I am reminded of the instructions women receive during labour, to resist the urge to push, until the very end. Pushing at the wrong time is not good for the baby, nor the mother. Is something similar at work with the Wolf’s Glen Scene? Opera is orchestra plus singers in a theatre. One can seek to make the orchestra as loud & scary as possible, and then challenge the singers to somehow be heard; or one scales it back, and engages the imagination of the audience. I believe that once one has heard such a scene done without restraint –possibly in a style remote from the composer’s time—it’s hard to turn back the clock to a more authentic & restrained approach.

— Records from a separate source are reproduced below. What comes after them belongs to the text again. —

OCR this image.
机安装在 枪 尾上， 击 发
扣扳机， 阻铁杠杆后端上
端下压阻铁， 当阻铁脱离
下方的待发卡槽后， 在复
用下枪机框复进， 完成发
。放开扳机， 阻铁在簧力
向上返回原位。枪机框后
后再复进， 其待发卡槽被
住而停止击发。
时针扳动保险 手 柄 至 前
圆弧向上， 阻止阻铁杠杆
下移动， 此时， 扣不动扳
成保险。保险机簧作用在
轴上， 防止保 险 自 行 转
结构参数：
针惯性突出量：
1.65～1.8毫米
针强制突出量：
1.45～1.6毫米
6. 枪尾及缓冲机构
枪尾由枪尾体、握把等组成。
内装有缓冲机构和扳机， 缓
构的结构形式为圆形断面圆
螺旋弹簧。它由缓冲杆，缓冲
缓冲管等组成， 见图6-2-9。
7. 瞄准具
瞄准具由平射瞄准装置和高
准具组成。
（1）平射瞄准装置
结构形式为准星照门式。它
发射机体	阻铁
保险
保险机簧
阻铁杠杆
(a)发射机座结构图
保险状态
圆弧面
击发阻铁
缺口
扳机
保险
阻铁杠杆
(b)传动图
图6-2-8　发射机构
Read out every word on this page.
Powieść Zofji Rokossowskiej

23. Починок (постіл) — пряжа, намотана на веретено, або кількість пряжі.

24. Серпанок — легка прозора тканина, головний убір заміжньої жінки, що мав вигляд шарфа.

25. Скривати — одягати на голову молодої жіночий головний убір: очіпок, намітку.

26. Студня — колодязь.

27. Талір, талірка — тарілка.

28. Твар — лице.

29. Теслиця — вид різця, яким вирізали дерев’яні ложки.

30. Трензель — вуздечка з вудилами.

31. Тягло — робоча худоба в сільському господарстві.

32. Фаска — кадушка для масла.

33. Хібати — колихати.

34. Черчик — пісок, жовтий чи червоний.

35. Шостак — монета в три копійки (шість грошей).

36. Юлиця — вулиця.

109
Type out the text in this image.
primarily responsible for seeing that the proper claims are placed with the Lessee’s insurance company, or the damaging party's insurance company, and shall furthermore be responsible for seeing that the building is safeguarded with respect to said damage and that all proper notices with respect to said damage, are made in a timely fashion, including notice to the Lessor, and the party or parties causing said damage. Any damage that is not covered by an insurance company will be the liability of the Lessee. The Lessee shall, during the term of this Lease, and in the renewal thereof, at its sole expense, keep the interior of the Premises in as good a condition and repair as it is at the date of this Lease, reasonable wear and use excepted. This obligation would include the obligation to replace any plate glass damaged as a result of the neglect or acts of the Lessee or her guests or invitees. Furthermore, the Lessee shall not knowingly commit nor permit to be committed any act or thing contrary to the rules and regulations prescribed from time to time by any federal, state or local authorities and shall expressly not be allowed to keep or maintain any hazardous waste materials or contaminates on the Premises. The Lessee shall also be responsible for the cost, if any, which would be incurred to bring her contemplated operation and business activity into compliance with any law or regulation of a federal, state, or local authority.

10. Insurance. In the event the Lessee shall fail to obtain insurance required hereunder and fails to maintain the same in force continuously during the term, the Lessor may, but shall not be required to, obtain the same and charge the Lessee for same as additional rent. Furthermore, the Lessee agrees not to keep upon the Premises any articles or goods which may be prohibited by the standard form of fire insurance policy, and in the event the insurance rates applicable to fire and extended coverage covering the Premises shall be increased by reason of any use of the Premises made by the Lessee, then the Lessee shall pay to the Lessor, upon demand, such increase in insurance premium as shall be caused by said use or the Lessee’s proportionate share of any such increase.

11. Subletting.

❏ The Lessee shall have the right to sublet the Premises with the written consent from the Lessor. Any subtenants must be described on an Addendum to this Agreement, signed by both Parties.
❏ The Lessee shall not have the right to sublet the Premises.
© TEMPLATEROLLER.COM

Once we surrender to the physical impulse to push—which may be unhealthy both for the voices & our appreciation of the work—it’s hard to stop. Commercial pressures, competition between performers, and experimentation all have in various ways goaded performers, as if a coach were shouting in the singers’ collective ears: “Push! Push! PUSH!”
And we know that’s not healthy.
In the message from the Opera Atelier co-artistic directors, we read the following bold statement (after speaking of their first period performance of Magic Flute 20 years ago: the first period performance of Magic Flute in North America).
This evening we are taking what is perhaps an even more thrilling leap into uncharted territory. Our production of the first Romantic opera—Weber’s Der Freischütz –boldly redefines the very parameters of what constitutes period performance. We are not merely drawing a line in the sand; we are stepping past the line in saying all periods are fair game to be reinterpreted in historically informed productions. Our hearts are still firmly grounded in Baroque repertoire, and this will be reflected in our programming in the years to come, but we also look forward to the potential of re-examining masterpieces by composers such as Debussy, Bizet and even Wagner.
How apt that the chosen metaphor is of a step being taken. Whatever it looks like or sounds like, however well it coheres or fragments, I welcome their provocative and courageous experiments. I look forward to the ensuing chapters of this story, even if one could also say ”the subsequent acts of this ballet”.